Mordistine Alexander, who has lived there since 1999, told reporters that things have gone downhill under the nonprofit. “I preferred it when it was under private management,” she said. “Since they took over, no one is maintaining it, and the complaints fall on deaf ears.” These are the same “affordability” programs Democrats hold up as models for the nation, where housing is affordable because everyone lives in a slum.

Still, Mamdani hasn’t wavered. He keeps promoting nonprofit ownership as the salvation of the city’s housing crisis.

When Mamdani talks about New York’s housing crisis, his solution amounts to building government-funded slums and calling it progress.
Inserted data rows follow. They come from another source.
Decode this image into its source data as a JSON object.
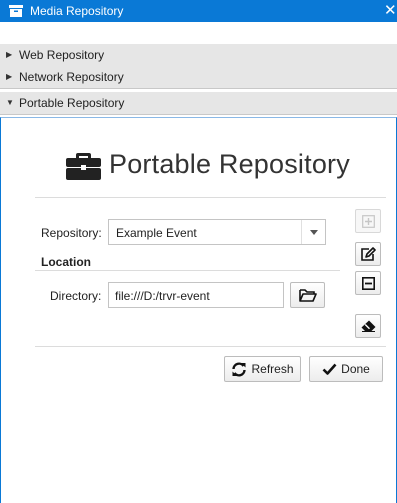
{
  "window": {
    "title": "Media Repository",
    "close_glyph": "✕"
  },
  "sections": [
    {
      "label": "Web Repository",
      "expanded": false
    },
    {
      "label": "Network Repository",
      "expanded": false
    },
    {
      "label": "Portable Repository",
      "expanded": true
    }
  ],
  "portable": {
    "heading": "Portable Repository",
    "repository_label": "Repository:",
    "repository_value": "Example Event",
    "location_heading": "Location",
    "directory_label": "Directory:",
    "directory_value": "file:///D:/trvr-event",
    "refresh_label": "Refresh",
    "done_label": "Done"
  },
  "icons": {
    "window": "archive-box-icon",
    "heading": "briefcase-icon",
    "combo": "chevron-down-icon",
    "browse": "folder-open-icon",
    "add": "plus-square-icon",
    "edit": "edit-icon",
    "remove": "minus-square-icon",
    "clear": "eraser-icon",
    "refresh": "refresh-icon",
    "done": "check-icon"
  },
  "colors": {
    "accent": "#0a79d6",
    "section_bg": "#e6e6e6"
  }
}
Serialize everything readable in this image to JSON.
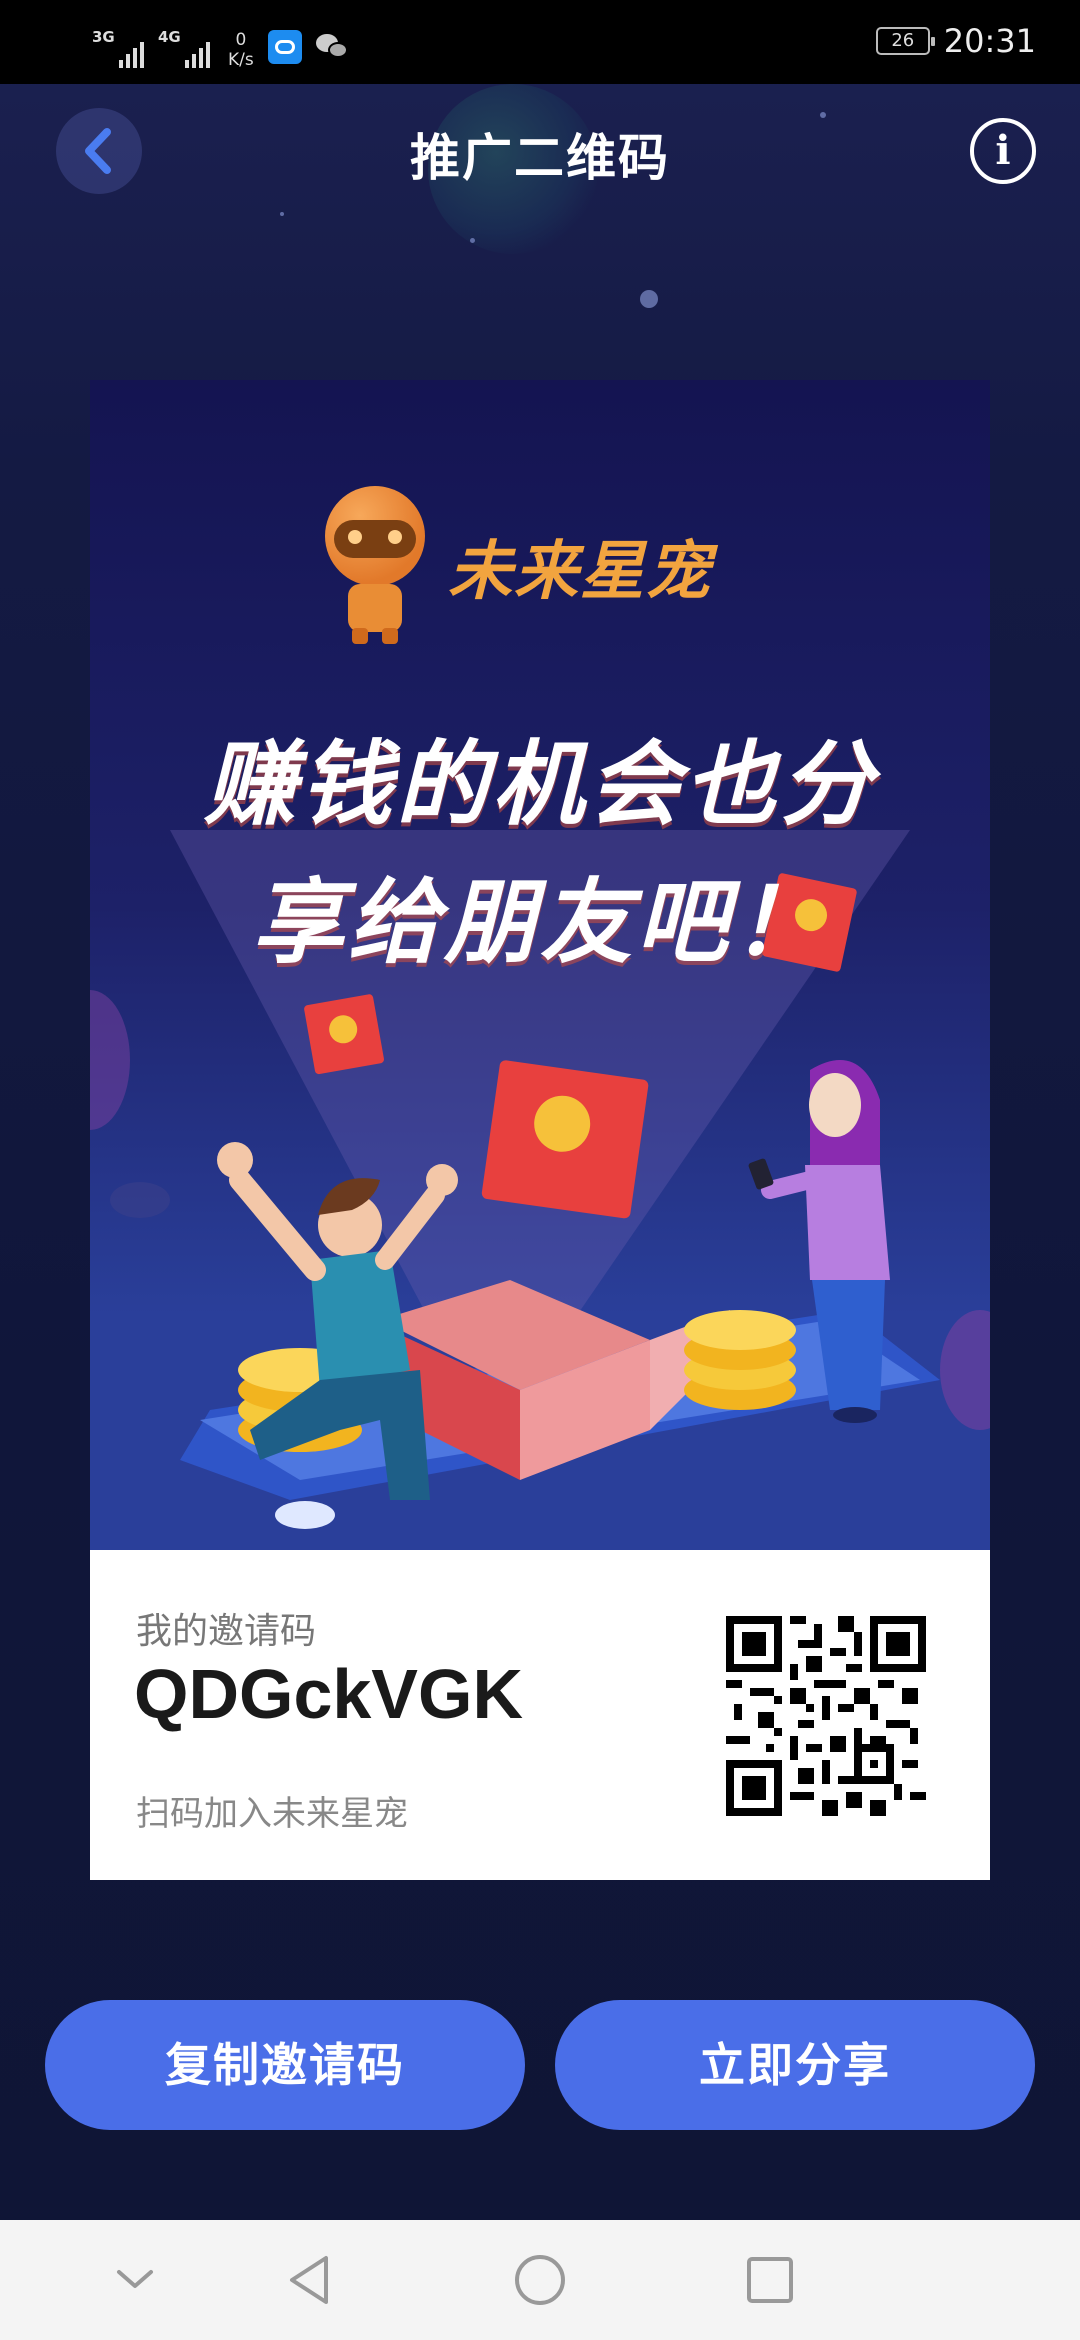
{
  "status_bar": {
    "signal1_type": "3G",
    "signal2_type": "4G",
    "net_speed_value": "0",
    "net_speed_unit": "K/s",
    "battery": "26",
    "time": "20:31"
  },
  "header": {
    "title": "推广二维码",
    "info_icon": "i"
  },
  "poster": {
    "brand_name": "未来星宠",
    "slogan_line1": "赚钱的机会也分",
    "slogan_line2": "享给朋友吧！"
  },
  "invite": {
    "label": "我的邀请码",
    "code": "QDGckVGK",
    "hint": "扫码加入未来星宠"
  },
  "actions": {
    "copy_label": "复制邀请码",
    "share_label": "立即分享"
  },
  "colors": {
    "accent": "#4a6ee8",
    "brand_orange": "#f2a43f",
    "background": "#10163a"
  },
  "icons": {
    "back": "chevron-left-icon",
    "info": "info-icon",
    "nav": [
      "chevron-down-icon",
      "triangle-back-icon",
      "circle-home-icon",
      "square-recents-icon"
    ]
  }
}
His voters rallied behind a campaign saturated with promises of “affordable” housing, “affordable” living, and “affordable” everything else. What they did not grapple with was what that agenda actually delivers once slogans turn into policy. They soon will.

“Affordability” is the slogan, but fine print has always been the problem. It’s not “affordability” that is being sold; it’s more government control, higher long-term costs, declining standards, and a permanent excuse machine when the outcomes fall apart. Mamdani promises that replacing private ownership with state-backed nonprofits will magically improve daily life. The evidence says otherwise. Eventually, every socialist utopian blueprint crashes into reality, and the result is the same: buildings like 1520 Sedgwick Avenue, plagued by rats, mold, and decay.